Building of the Electrical Engineering Building
When the department was formed in 1909, the department was housed in the Engineering Annex. The department outgrew the annex, and in 1943, Department Chair Warren B. Boast and Professor John D. “Jack” Ryder (PhDEE ’44) collaborated with Allen H. Kimball, a professor and head of the architectural engineering department, to design the department’s new home, the Electrical Engineering Building (renamed Coover Hall in 1969). The trio visited new buildings at East Coast schools and worked with architects to make sure the building’s design included “novel ideas, especially those affecting student environment” in the new building in order “to produce a good academic environment for the students.”
According to Ryder, he and Boast “had a wide use of color in the building and a logical layout of laboratory spaces so that you would effectively utilize square footage in a laboratory. The ideal is an infinitely long zero width laboratory because the more wall space you can get, the more services you can supply to your test tables. The test table out in the middle of the square room is worthless because if you do supply services they come through conduits on the floor and you’re forever nailed down to that location. But if you’re supplying your services from the wall you can change things as you wish.”

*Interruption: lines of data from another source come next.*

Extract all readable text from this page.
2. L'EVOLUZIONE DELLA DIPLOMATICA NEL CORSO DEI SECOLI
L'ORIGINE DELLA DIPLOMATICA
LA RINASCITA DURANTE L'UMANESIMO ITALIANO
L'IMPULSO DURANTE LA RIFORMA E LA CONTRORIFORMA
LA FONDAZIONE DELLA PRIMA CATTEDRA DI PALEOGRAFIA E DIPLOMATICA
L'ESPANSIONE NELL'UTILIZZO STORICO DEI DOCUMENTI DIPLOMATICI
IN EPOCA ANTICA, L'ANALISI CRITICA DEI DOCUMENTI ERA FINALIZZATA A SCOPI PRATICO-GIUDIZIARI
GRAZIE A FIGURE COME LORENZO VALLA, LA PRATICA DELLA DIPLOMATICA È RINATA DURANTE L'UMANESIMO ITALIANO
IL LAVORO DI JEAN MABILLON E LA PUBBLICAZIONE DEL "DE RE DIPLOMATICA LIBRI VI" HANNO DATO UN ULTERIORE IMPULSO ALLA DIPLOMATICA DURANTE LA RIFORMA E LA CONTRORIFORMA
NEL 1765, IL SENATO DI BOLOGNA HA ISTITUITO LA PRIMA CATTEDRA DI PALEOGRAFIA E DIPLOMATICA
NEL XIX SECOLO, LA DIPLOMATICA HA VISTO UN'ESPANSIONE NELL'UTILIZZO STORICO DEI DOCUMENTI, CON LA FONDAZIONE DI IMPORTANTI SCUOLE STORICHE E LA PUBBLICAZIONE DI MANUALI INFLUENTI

Ryder also said that “these laboratories were mostly designed in pairs with an instrument room or a storage room between them that, considered both ways, would have equipment in the storage room to supply both laboratories. You might have an elementary circuits lab and an advanced circuits lab or a circuits lab and a transmission line lab with similar types of equipment and you supply both of them out of the same room. So the modular supply circuitry for two labs are about the same.”

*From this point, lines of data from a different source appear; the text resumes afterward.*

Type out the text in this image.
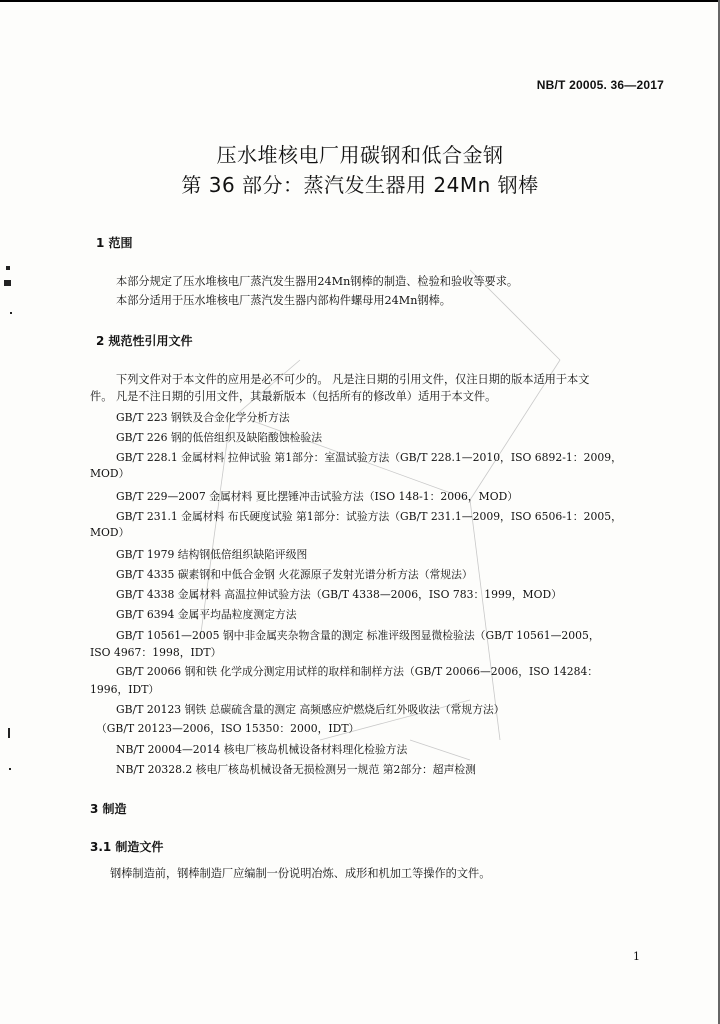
NB/T 20005. 36—2017
压水堆核电厂用碳钢和低合金钢
第 36 部分：蒸汽发生器用 24Mn 钢棒
1 范围
本部分规定了压水堆核电厂蒸汽发生器用24Mn钢棒的制造、检验和验收等要求。
本部分适用于压水堆核电厂蒸汽发生器内部构件螺母用24Mn钢棒。
2 规范性引用文件
下列文件对于本文件的应用是必不可少的。 凡是注日期的引用文件，仅注日期的版本适用于本文
件。 凡是不注日期的引用文件，其最新版本（包括所有的修改单）适用于本文件。
GB/T 223 钢铁及合金化学分析方法
GB/T 226 钢的低倍组织及缺陷酸蚀检验法
GB/T 228.1 金属材料 拉伸试验 第1部分：室温试验方法（GB/T 228.1—2010，ISO 6892-1：2009，
MOD）
GB/T 229—2007 金属材料 夏比摆锤冲击试验方法（ISO 148-1：2006，MOD）
GB/T 231.1 金属材料 布氏硬度试验 第1部分：试验方法（GB/T 231.1—2009，ISO 6506-1：2005，
MOD）
GB/T 1979 结构钢低倍组织缺陷评级图
GB/T 4335 碳素钢和中低合金钢 火花源原子发射光谱分析方法（常规法）
GB/T 4338 金属材料 高温拉伸试验方法（GB/T 4338—2006，ISO 783：1999，MOD）
GB/T 6394 金属平均晶粒度测定方法
GB/T 10561—2005 钢中非金属夹杂物含量的测定 标准评级图显微检验法（GB/T 10561—2005，
ISO 4967：1998，IDT）
GB/T 20066 钢和铁 化学成分测定用试样的取样和制样方法（GB/T 20066—2006，ISO 14284：
1996，IDT）
GB/T 20123 钢铁 总碳硫含量的测定 高频感应炉燃烧后红外吸收法（常规方法）
（GB/T 20123—2006，ISO 15350：2000，IDT）
NB/T 20004—2014 核电厂核岛机械设备材料理化检验方法
NB/T 20328.2 核电厂核岛机械设备无损检测另一规范 第2部分：超声检测
3 制造
3.1 制造文件
钢棒制造前，钢棒制造厂应编制一份说明冶炼、成形和机加工等操作的文件。
1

The building included a machine laboratory, called the high bay area. One of the architects told Ryder and Boast, “If you are going to have a room that big, it had better be so high.” The new building reflected the continuation of electric power teaching, but had flexibility for other academic pursuits, including electric circuits.
Most of the building was completed in 1950. Due to budget constraints, only the power lab and first and second floors were completed at that time. The third floor and auditorium were completed in 1951 and 1952, respectively.

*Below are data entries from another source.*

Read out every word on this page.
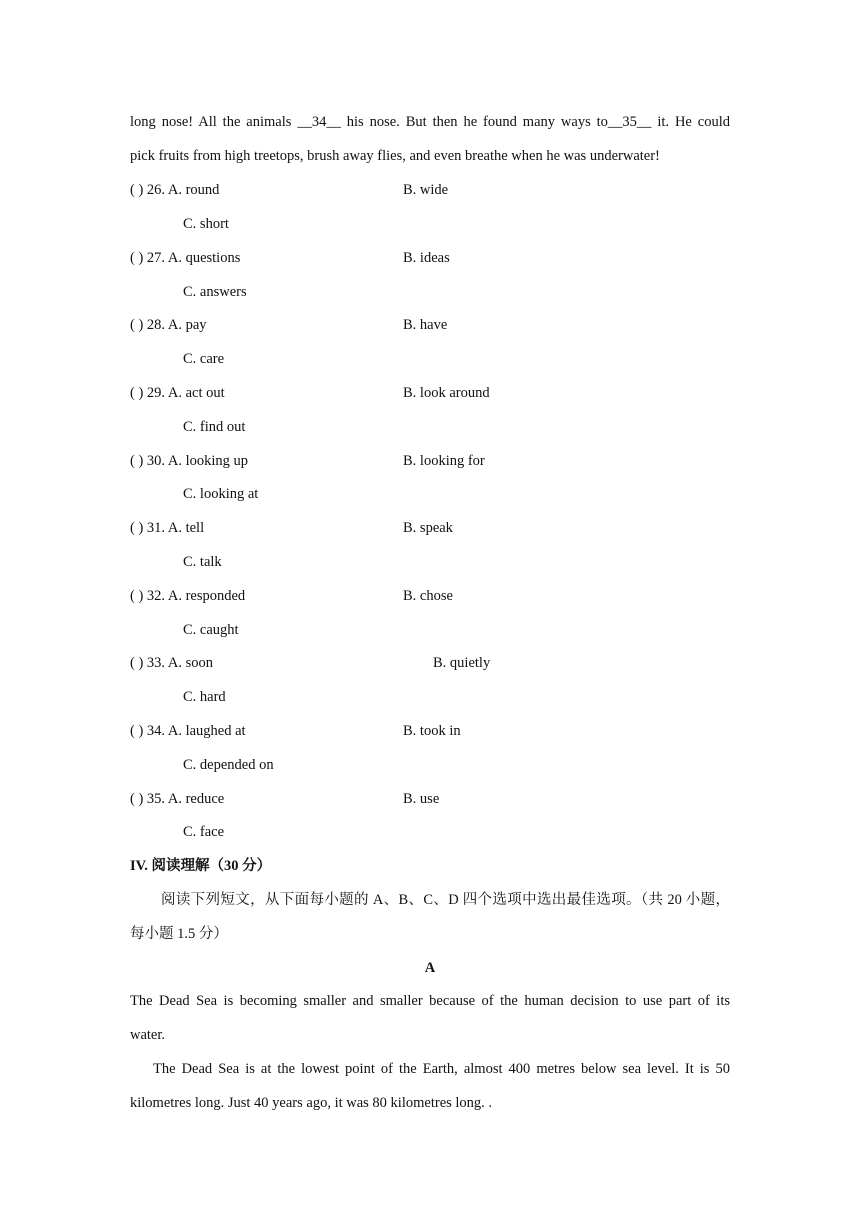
long nose! All the animals __34__ his nose. But then he found many ways to__35__ it. He could
pick fruits from high treetops, brush away flies, and even breathe when he was underwater!
( ) 26. A. round	B. wide
C. short
( ) 27. A. questions	B. ideas
C. answers
( ) 28. A. pay	B. have
C. care
( ) 29. A. act out	B. look around
C. find out
( ) 30. A. looking up	B. looking for
C. looking at
( ) 31. A. tell	B. speak
C. talk
( ) 32. A. responded	B. chose
C. caught
( ) 33. A. soon	B. quietly
C. hard
( ) 34. A. laughed at	B. took in
C. depended on
( ) 35. A. reduce	B. use
C. face
IV. 阅读理解（30 分）
阅读下列短文，从下面每小题的 A、B、C、D 四个选项中选出最佳选项。（共 20 小题，
每小题 1.5 分）
A
The Dead Sea is becoming smaller and smaller because of the human decision to use part of its
water.
The Dead Sea is at the lowest point of the Earth, almost 400 metres below sea level. It is 50
kilometres long. Just 40 years ago, it was 80 kilometres long. .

Transforming the High Bay Area
In the 1990s, the department began upgrading its facilities. In 1999, the department unveiled the Active Learning Complex (ALC), a learning space especially for students, located in the former high bay area of Coover Hall. The ALC space was intended to enhance learning through the facilitation of communication and interaction among students.
Building a New Addition
In 2006, the department began construction of a $16.5 million addition on the west side of the building. To make room for the addition, the department tore down part of the old Coover Hall. The addition opened in 2008 and added 23,000 square feet for classrooms, research labs, and teaching labs.